The late 19th ccentury was still a time of expansion for the United States, and Hawaii was seen as a possible candidate. Many American and European businessmen were already living there, and sugar cane plantations were proving to be prosperous. When a world-wide shortage of sugar developed in 1899, many nations looked to Hawaii for its sugarcane. Riots in the 1870s following a change in the royal ruling families had been put down by U.S. troops, so an American presence was already evident. The island's Constitution of 1887 restricted the powers of the king/queen, giving white landowners more dominance. When Queen Lili'uokalani was overthrown in 1893, the white-led Provisional Government took over, establishing the Republic of Hawaii. The islands were later annexed and became a U.S. territory in 1898. No doubt the islands' strategic location between Asia and the U.S. Pacific Coast was an important reason for America's interest.
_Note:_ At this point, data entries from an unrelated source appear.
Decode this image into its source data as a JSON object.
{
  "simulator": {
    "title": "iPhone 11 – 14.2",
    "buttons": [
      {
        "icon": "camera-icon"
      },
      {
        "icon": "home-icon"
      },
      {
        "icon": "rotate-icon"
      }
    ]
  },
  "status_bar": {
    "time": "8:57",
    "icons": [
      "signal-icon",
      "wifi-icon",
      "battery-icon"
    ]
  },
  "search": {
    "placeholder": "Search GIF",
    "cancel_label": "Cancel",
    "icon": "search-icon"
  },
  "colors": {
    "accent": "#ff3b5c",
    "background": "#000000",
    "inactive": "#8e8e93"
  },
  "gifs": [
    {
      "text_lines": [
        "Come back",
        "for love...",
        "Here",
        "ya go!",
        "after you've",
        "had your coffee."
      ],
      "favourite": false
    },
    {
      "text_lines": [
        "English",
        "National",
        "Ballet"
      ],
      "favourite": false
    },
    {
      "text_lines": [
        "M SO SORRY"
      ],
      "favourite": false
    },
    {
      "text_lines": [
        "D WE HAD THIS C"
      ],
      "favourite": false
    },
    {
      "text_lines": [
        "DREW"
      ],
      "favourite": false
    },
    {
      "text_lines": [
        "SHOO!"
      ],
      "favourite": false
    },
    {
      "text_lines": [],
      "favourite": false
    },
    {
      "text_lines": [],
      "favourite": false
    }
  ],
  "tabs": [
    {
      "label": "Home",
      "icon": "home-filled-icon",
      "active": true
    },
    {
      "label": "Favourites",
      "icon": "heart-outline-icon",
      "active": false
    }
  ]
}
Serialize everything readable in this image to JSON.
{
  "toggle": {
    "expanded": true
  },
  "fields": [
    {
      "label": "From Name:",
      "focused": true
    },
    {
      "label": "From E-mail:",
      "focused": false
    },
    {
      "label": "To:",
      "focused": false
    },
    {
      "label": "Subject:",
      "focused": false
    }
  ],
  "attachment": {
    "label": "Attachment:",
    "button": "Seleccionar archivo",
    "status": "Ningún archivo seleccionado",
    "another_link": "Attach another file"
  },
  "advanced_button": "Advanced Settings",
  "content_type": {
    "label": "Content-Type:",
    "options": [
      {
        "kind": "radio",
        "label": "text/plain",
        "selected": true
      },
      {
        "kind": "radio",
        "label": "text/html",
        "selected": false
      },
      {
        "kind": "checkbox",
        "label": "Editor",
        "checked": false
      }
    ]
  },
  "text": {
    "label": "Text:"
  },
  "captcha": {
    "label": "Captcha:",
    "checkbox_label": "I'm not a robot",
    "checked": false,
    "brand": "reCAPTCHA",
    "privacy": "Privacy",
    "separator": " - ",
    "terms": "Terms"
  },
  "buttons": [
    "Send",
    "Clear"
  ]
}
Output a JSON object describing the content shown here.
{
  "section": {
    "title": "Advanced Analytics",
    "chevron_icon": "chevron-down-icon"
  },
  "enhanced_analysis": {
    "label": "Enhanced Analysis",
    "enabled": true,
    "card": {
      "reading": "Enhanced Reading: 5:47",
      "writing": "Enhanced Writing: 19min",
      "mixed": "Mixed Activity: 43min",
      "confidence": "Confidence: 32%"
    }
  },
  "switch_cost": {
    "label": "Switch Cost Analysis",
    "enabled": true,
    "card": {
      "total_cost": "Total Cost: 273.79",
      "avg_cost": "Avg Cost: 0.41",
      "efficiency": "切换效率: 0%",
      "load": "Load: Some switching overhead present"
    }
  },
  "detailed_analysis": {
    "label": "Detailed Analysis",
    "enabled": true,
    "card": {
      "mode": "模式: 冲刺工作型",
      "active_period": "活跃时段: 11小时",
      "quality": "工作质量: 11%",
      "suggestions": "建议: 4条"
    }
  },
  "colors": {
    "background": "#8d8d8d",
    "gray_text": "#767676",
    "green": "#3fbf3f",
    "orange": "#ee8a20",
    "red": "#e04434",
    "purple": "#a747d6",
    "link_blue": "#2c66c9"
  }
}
There were at least three major reasons for wanting to take control of the Hawaiian Islands in the late 1800s.
First, there was the desire for military power. This was the age of Alfred Thayer Mahan and the idea that naval bases were the way to project power over long distances. Many Americans felt that a base in the Hawaiian Islands would help give the US control of the central Pacific.
Second, there was the desire for economic power. There were many Americans who wanted the resources of the Hawaiian Islands. At this time, sugar was the major product of the islands and Americans wanted control of that resource.
Finally, there was competition with other powers. There was concern, for example, that the British would take the islands if the US did not. This would give the British the sugar as well as a base for their navy. This would enlarge the power of the British Empire instead of helping the US gain power.